Artists Seek Release of Egyptian Writer Jailed over Sex Scene

W460

More than 120 writers, journalists and artists around the world have urged Egypt's president to free a novelist jailed for two years over a sexually explicit scene in a book.

The signatories, who are also demanding that novelist Ahmed Naji be acquitted, include the writers Robert Caro and Philip Roth, film director Woody Allen and composer Stephen Sondheim, said Pen America, an organization that defends freedom of expression.

Naji was jailed in February after an Egyptian court ruled that his novel "The Guide for Using Life" offended public decency.

A chapter of it was published in a state-owned newspaper and the Egyptian censorship board had approved the book.

Naji will be honored May 16 at the annual PEN Literary Gala New York City. His brother Mohamed will accept the award on his behalf, Pen America said.

"Writing is not a crime," reads the letter to President Abdel Fattah al-Sisi. It says Egypt's constitution protects freedom of expression.

The jailing of Naji is "emblematic of the Egyptian government’s deeply troubling crackdown on free expression."

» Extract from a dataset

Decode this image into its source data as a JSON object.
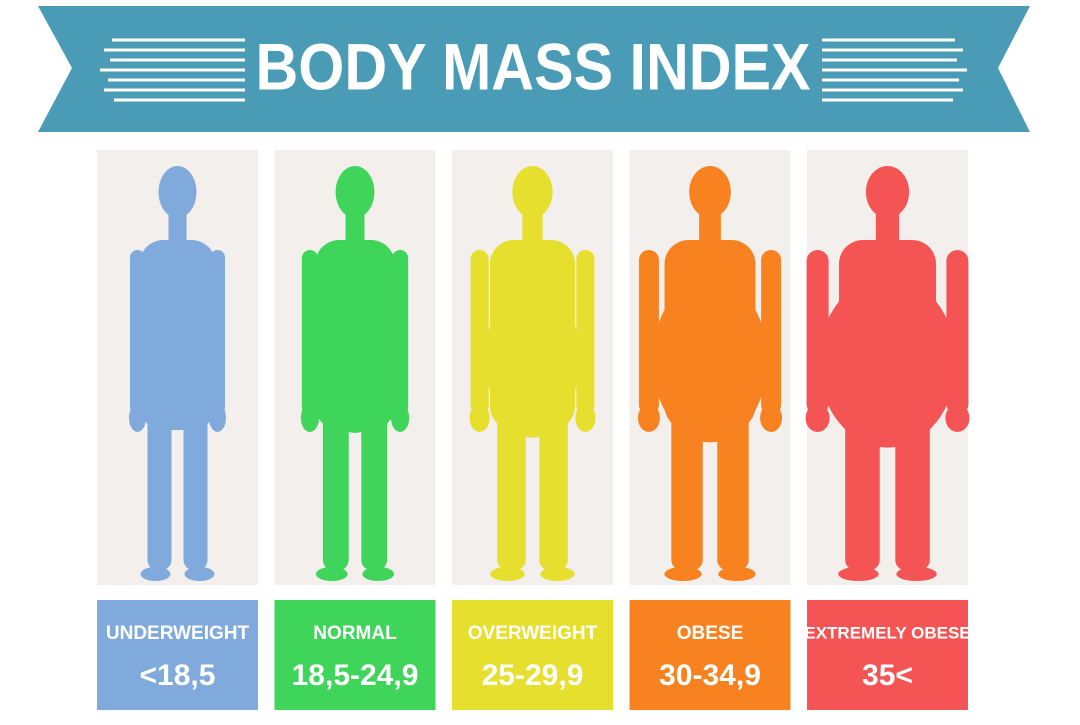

Ahmed Naji, who has written three novels and works at the literary review Akhbar al-Adab, is an outspoken critic of the government.

He went on trial after a reader of the literary review complained that a passage in "The Guide for Using Life" containing explicit reference to sex and drug use had caused the reader to feel physically ill.

Naji was acquitted at first but prosecutors and appealed and won. Naji got a two year prison sentence.

Sex and drugs are "subjects so relevant to contemporary life that they are addressed through creative expression worldwide, and clearly fall within Egypt’s constitutional protections for artistic freedom," the letter said.

The case comes more than two and a half years after then army chief al-Sisi overthrew president Mohamed Morsi, accusing him of imposing an Islamist agenda on the country.